All the signs were there but I ignored them. They couldn’t mean anything, for of course I wasn’t the kind of person who had miscarriages. Miscarriages happened to other people, not me.
Eventually I could no longer ignore the signs. I knew I had to face whatever was happening. But I still could not bring myself to believe our child had died. Andy sat and held my hand while I waited for a doctor to see me in the emergency department of the hospital. I promised Andy I would rest. I would make any sacrifice as long as the bleeding stopped.
Then I had an ultrasound and saw our baby for the first time, and I knew there was no hope. He/she floated lifelessly in the amniotic fluid. I can see that sad image, even today.

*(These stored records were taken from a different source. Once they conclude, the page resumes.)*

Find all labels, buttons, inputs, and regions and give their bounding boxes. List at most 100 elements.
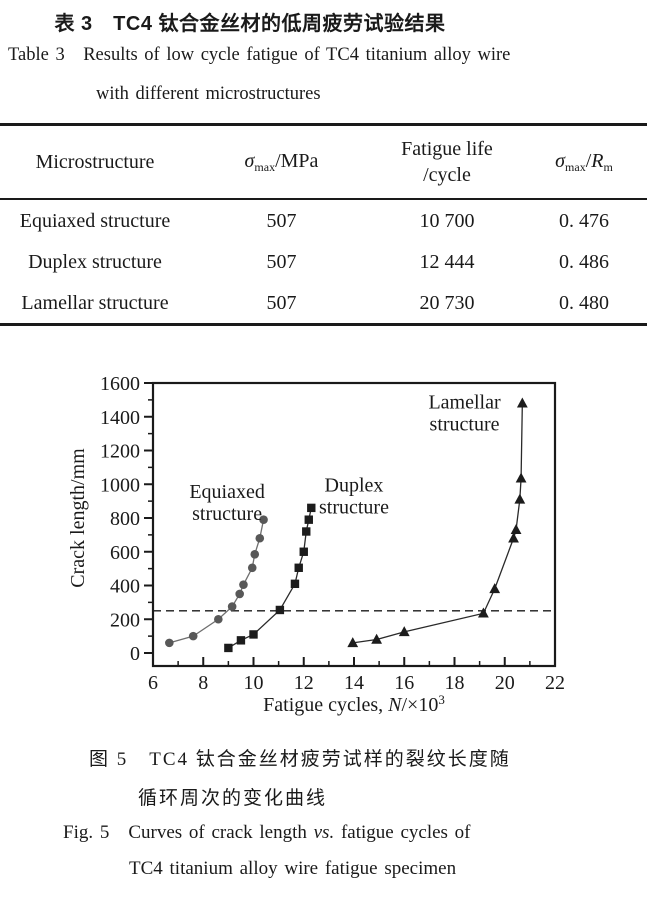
cell-microstructure: Duplex structure <box>28 250 162 273</box>
figure-caption-en-line1: Fig. 5 Curves of crack length vs. fatigu… <box>63 822 471 844</box>
data-point <box>302 527 311 536</box>
sigma-symbol: σ <box>555 150 566 173</box>
series-lamellar: Lamellar structure <box>347 392 528 648</box>
table-row: Duplex structure 507 12 444 0. 486 <box>0 241 647 282</box>
cell-sigma-max: 507 <box>266 291 297 314</box>
table-title-zh: 表 3 TC4 钛合金丝材的低周疲劳试验结果 <box>54 13 446 35</box>
cell-ratio: 0. 480 <box>559 291 609 314</box>
cell-fatigue-life: 20 730 <box>419 291 475 314</box>
data-point <box>307 503 316 513</box>
table-row: Equiaxed structure 507 10 700 0. 476 <box>0 200 647 241</box>
data-point <box>249 630 258 639</box>
x-tick-label: 8 <box>198 672 208 694</box>
x-tick-label: 16 <box>394 672 414 694</box>
x-tick-label: 18 <box>445 672 465 694</box>
results-table: Microstructure σmax/MPa Fatigue life /cy… <box>0 123 647 326</box>
header-fatigue-life-line2: /cycle <box>423 164 471 186</box>
series-equiaxed: Equiaxed structure <box>165 481 268 648</box>
data-point <box>371 633 383 644</box>
figure-caption-zh-line2: 循环周次的变化曲线 <box>138 788 328 809</box>
table-title-en-line2: with different microstructures <box>96 84 321 104</box>
y-tick-label: 400 <box>110 576 140 598</box>
data-point <box>188 631 198 641</box>
sigma-unit: /MPa <box>275 150 319 173</box>
x-axis-title: Fatigue cycles, N/×103 <box>263 692 445 716</box>
r-symbol: R <box>591 150 604 173</box>
data-point <box>514 493 526 504</box>
data-point <box>247 563 257 573</box>
header-microstructure: Microstructure <box>35 151 155 173</box>
table-row: Lamellar structure 507 20 730 0. 480 <box>0 282 647 323</box>
cell-fatigue-life: 12 444 <box>419 250 475 273</box>
data-point <box>235 589 244 599</box>
data-point <box>214 614 223 624</box>
data-point <box>516 397 528 408</box>
cell-sigma-max: 507 <box>266 250 297 273</box>
data-point <box>294 563 303 572</box>
data-point <box>398 626 410 637</box>
data-point <box>489 583 501 594</box>
data-point <box>347 637 359 648</box>
data-point <box>165 638 174 648</box>
y-axis-title: Crack length/mm <box>67 448 89 588</box>
y-tick-label: 1200 <box>100 441 140 463</box>
sigma-symbol: σ <box>244 150 255 173</box>
figure-caption-en-line2: TC4 titanium alloy wire fatigue specimen <box>129 858 457 879</box>
x-tick-label: 10 <box>244 672 264 694</box>
x-tick-label: 20 <box>495 672 515 694</box>
series-label: Duplex structure <box>319 474 389 518</box>
series-duplex: Duplex structure <box>224 474 389 653</box>
data-point <box>275 605 285 615</box>
crack-length-vs-fatigue-cycles-chart: 0 200 400 600 800 1000 1200 1400 1600 6 8 10 12 14 16 1… <box>67 373 565 716</box>
slash: / <box>585 150 592 173</box>
y-tick-label: 600 <box>110 542 140 564</box>
y-axis-ticks: 0 200 400 600 800 1000 1200 1400 1600 <box>100 373 153 665</box>
y-tick-label: 1000 <box>100 474 140 496</box>
header-fatigue-life: Fatigue life /cycle <box>373 136 521 188</box>
cell-ratio: 0. 486 <box>559 250 609 273</box>
header-sigma-ratio: σmax/Rm <box>521 148 647 176</box>
data-point <box>224 643 233 653</box>
data-point <box>515 472 527 483</box>
cell-sigma-max: 507 <box>266 209 297 232</box>
series-label: Lamellar structure <box>428 392 501 436</box>
data-point <box>239 580 248 589</box>
cell-fatigue-life: 10 700 <box>419 209 475 232</box>
caption-prefix: Fig. 5 Curves of crack length <box>63 822 314 843</box>
sigma-subscript: max <box>254 160 276 175</box>
x-axis-ticks: 6 8 10 12 14 16 18 20 22 <box>148 657 565 694</box>
cell-microstructure: Lamellar structure <box>21 291 169 314</box>
y-tick-label: 200 <box>110 609 140 631</box>
y-tick-label: 1600 <box>100 373 140 395</box>
data-point <box>508 532 519 543</box>
cell-microstructure: Equiaxed structure <box>19 209 171 232</box>
data-point <box>304 515 313 524</box>
cell-ratio: 0. 476 <box>559 209 609 232</box>
figure-caption-zh-line1: 图 5 TC4 钛合金丝材疲劳试样的裂纹长度随 <box>89 749 511 770</box>
header-fatigue-life-line1: Fatigue life <box>401 138 493 160</box>
caption-suffix: fatigue cycles of <box>334 822 471 843</box>
data-point <box>236 636 246 645</box>
data-point <box>227 602 237 611</box>
x-tick-label: 12 <box>294 672 314 694</box>
y-tick-label: 1400 <box>100 407 140 429</box>
x-tick-label: 14 <box>344 672 364 694</box>
data-point <box>250 549 260 559</box>
data-point <box>255 533 265 543</box>
y-tick-label: 800 <box>110 508 140 530</box>
data-point <box>477 607 489 618</box>
data-point <box>290 579 300 589</box>
y-tick-label: 0 <box>130 643 140 665</box>
caption-vs-italic: vs. <box>313 822 335 843</box>
x-tick-label: 22 <box>545 672 565 694</box>
r-subscript: m <box>603 160 613 175</box>
data-point <box>259 515 268 524</box>
data-point <box>299 547 308 556</box>
x-tick-label: 6 <box>148 672 158 694</box>
header-sigma-max-mpa: σmax/MPa <box>190 148 373 176</box>
sigma-subscript: max <box>565 160 586 175</box>
table-header-row: Microstructure σmax/MPa Fatigue life /cy… <box>0 126 647 200</box>
data-point <box>510 524 522 535</box>
series-label: Equiaxed structure <box>189 481 265 525</box>
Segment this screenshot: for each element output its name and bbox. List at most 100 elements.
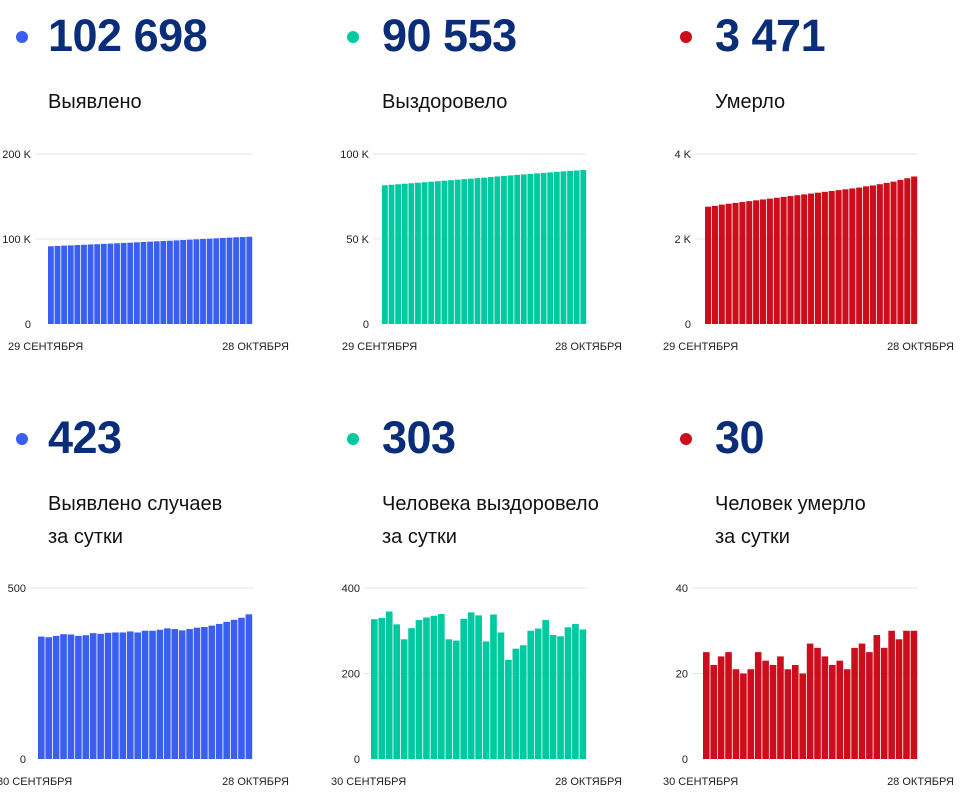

And so it became official: I was now one of the 'other people’. I was someone who’d experienced miscarriage. And life was never the same again. I had lost my innocence. From that moment onwards, pregnancy was no longer a purely happy exciting event. It was tinged with apprehension, and many times it led to sorrow.
Miscarriage can be a hidden suffering. When I was released from hospital and went home to pick up the threads of my life, I didn’t look any different on the outside. Twelve weeks of pregnancy hadn’t changed my shape significantly. No one could tell I’d recently lost our baby. But if they knew how I felt on the inside…
How quickly people forget you have suffered a miscarriage. Maybe they think it mustn’t have been very traumatic because the baby wasn’t very old, hardly a baby perhaps. Maybe next month there will be another pregnancy. One baby is as good as another. Maybe they just forget.
I think about the term ‘miscarriage’. I’ve suffered one neonatal death and seven miscarriages. Shouldn’t that be I lost one baby who died soon after birth and seven babies who died due to miscarriage? The word baby sometimes gets left out. Miscarriage turns solely into a medical condition.
Does leaving out the word ‘baby’ matter? I think it does. So many people have a hard time thinking of unborn babies as actual human beings. So many people think it is quite okay to abort their unwanted children. If we are to change attitudes, shouldn’t our miscarriages also be described in terms of babies? Miscarriages, like abortions, involve the death of babies.
Maybe we think we shouldn’t talk about our miscarried children. We shouldn’t count them when talking about our family size. We don’t want anyone to think we are wallowing in self-pity, unable to move on. But are miscarried babies worth mentioning? Talking about them reminds us they have dignity and value. They were once alive. They are real people. And although their time here on earth was short - too short for me - their lives were all part of God's perfect plan.
Long life or fleetingly short, visible or invisible, named or unnamed... We are all human beings. We all have value.
I have seven living children. I lost one newborn baby who died a day after his birth. I also lost seven babies who died due to miscarriage.
God blessed me with 15 children. Despite the sorrow, I smile.